Nights are pretty quiet around here.

Until Bella has to get ready for bed of course. ;)

But for the most part, our evenings consist of me knitting or writing, Sam working on school stuff, and Bella playing near us. This photo last night was her playing with clothespins while talking with us.

I don’t even know. She has like a billion toys but picks clothespins. Love her.

I love that my evenings are a time when I can slip away for a while and write. Like now – that’s why so much of my writing on here comes in the evening. I’ve had a chance to reflect on the day, take some time while she’s watching a show (Curious George) and Sam cooks dinner (macaroni and cheese with kielbasa) to sit in our homeschool room and type out thoughts.

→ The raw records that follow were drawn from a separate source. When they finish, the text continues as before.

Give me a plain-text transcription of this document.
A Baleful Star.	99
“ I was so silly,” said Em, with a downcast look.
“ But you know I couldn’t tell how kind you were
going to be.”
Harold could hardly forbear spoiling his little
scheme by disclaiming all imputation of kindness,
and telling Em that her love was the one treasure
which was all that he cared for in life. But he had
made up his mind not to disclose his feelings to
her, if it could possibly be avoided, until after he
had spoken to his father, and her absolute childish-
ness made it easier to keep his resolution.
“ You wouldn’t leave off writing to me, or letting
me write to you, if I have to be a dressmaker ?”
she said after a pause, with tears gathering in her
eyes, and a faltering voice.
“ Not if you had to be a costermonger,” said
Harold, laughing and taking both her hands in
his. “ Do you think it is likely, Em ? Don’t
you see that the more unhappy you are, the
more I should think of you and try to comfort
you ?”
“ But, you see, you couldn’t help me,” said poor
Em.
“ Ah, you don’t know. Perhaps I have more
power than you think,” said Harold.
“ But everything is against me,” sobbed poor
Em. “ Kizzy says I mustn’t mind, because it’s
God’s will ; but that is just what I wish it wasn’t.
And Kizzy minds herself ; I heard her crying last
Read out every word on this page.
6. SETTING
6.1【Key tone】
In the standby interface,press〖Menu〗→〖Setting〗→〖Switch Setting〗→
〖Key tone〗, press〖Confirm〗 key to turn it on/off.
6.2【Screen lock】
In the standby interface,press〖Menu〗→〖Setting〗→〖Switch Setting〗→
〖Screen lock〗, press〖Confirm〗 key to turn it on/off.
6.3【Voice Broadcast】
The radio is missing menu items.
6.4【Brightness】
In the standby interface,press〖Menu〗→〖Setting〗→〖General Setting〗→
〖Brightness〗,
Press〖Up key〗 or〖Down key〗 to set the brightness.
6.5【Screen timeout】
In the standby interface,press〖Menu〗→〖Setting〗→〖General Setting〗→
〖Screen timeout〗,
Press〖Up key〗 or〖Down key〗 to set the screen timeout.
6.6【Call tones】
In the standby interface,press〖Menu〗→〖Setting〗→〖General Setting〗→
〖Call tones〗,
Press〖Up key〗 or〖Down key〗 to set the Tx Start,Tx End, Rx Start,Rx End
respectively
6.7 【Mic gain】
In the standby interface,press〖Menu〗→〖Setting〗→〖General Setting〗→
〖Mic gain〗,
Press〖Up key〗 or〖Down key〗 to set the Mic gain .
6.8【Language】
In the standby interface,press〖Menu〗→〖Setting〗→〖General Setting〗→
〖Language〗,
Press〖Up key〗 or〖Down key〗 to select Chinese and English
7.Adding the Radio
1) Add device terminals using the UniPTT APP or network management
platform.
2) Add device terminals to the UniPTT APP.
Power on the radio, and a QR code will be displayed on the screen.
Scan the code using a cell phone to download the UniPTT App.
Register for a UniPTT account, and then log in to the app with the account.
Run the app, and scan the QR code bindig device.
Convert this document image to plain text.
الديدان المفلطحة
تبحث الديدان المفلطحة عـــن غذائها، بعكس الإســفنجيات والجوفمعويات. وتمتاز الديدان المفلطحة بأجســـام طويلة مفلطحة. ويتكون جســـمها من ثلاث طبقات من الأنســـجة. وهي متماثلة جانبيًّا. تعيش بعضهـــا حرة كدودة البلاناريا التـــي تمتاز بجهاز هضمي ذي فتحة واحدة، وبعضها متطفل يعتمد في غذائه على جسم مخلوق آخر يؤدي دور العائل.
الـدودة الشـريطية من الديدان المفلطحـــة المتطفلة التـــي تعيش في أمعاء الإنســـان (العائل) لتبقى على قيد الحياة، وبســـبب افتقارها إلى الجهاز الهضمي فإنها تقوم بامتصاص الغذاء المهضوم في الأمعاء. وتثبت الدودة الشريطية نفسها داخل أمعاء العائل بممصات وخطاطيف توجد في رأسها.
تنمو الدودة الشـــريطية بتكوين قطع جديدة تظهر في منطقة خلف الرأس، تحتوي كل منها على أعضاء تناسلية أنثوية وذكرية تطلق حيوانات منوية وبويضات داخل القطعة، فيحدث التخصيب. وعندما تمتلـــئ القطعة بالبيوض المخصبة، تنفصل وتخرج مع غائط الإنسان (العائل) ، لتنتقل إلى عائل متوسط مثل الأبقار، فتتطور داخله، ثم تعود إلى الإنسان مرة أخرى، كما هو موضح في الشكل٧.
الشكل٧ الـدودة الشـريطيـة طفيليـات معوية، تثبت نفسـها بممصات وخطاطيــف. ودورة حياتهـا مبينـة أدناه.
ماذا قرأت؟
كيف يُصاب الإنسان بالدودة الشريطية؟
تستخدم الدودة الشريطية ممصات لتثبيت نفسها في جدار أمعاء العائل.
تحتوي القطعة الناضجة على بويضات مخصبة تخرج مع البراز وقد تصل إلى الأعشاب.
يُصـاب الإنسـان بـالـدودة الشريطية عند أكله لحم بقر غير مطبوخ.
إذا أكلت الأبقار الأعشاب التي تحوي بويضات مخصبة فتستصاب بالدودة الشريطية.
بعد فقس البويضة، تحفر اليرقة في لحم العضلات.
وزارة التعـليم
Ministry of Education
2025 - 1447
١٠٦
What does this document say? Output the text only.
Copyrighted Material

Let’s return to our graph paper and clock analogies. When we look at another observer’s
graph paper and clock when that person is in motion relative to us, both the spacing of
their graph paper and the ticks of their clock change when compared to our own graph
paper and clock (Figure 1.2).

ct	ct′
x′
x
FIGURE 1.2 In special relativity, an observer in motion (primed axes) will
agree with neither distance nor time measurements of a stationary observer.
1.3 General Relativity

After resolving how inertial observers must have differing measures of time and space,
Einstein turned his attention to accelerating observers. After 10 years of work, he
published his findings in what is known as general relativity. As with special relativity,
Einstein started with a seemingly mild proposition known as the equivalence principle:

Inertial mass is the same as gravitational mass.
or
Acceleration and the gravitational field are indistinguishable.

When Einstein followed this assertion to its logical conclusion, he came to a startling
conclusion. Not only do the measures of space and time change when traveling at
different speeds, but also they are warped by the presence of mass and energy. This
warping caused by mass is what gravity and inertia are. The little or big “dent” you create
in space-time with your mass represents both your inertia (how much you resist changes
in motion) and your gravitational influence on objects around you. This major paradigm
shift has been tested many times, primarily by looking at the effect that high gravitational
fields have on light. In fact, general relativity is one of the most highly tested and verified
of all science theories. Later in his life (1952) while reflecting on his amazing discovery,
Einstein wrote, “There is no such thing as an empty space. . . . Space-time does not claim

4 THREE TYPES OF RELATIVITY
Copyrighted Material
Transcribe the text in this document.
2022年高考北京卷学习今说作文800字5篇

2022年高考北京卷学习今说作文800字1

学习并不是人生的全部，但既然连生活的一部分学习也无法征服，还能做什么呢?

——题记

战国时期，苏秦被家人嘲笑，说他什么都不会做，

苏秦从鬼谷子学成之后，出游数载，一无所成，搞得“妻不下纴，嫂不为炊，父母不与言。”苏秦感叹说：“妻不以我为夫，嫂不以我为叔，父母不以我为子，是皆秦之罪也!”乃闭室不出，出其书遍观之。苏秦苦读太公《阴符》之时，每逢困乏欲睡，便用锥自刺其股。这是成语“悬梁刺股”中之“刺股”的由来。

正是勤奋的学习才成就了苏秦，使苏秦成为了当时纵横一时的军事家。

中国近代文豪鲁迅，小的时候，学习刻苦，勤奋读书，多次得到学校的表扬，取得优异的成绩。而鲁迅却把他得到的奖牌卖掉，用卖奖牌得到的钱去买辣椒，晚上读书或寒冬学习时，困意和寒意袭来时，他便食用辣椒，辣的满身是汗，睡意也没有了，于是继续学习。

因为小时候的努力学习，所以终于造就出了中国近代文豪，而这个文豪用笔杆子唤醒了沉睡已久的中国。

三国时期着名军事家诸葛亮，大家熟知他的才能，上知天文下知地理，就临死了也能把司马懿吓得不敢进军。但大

Yeah, it’s a hard thing to balance love and resentment. I know this should be different. I’m not sure which difference to long for anymore – two little boys that are 16ish months or another who is 5 months. It’s hard to juggle those what-if thoughts when it all seems to cancel out the other.

So I’m trying really hard to not do that to myself. They aren’t here. Any of them. But she is. So is Sam. My work and being Bella’s teacher. Even now as I write this I struggle to hold back tears of longing for what I truly should have – but know that I’m also so glad to still have all of this.

It should be so different. But it’s not. I often wonder if I’ll ever get to a place where my heart is a little more content with that, and not heaped with all the guilt that comes with those thoughts of “One day it won’t be this hard to look around here.”

Maybe.


Comments

  1. I can’t seem to come up with anything to write that would mean something. My heart breaks for you and your baby boys, but at the same time, I am filled with awe at your continued strength. You must be such an amazing woman, wife, mother. I don’t even know you, other than from your blog, and yet I bet you’re a wonderful friend too :) hugs and prayers from New Brunswick, Canada

  2. My grief comes from a different place, but I don’t think it’s ever not that hard. The hard just becomes wrapped up in the normal. And I do love you so much.

  3. It is different…just not the different you had envisioned and I don’t think there is anything wrong with never accepting the different you were given. xo

  4. I love you. I find myself living in a state of bittersweetness, all the time. So happy for what I have, so sad for what I don't. Thanking God for his blessings, cursing him for all he's taken. It's so hard. I wish I could say it gets better, but I don't know if it does. I think that's part of what keeps me going for tomorrow. Like I have to see for myself that surely each day has to be a little better right?

  5. dang.

  6. Diana you are so strong and truly amazing. Im am so glad you are sharing your story with everyone. I lost my babyboy October 15 2013 at 27 weeks to an unknown reason. Im am still having a very difficult time adjusting to this experience of change and grief. Reading your post help alot. Stay strong and wonderful. Lots of love.

  7. DavidJanis Steele Fletcher says:

    I truly know. Even after all these years I ask why and some days it is so fresh my heart feels like it is going yo explode. I love you. Mom

  8. Sending you lots of ((HUGS)) sweet friend, as that and praying for you all is all I feel I can do. xoxo

  9. Chelley Martinka says:

    Oh mama. It won't get easier, but time will change your pain and I hope it won't feel as hard.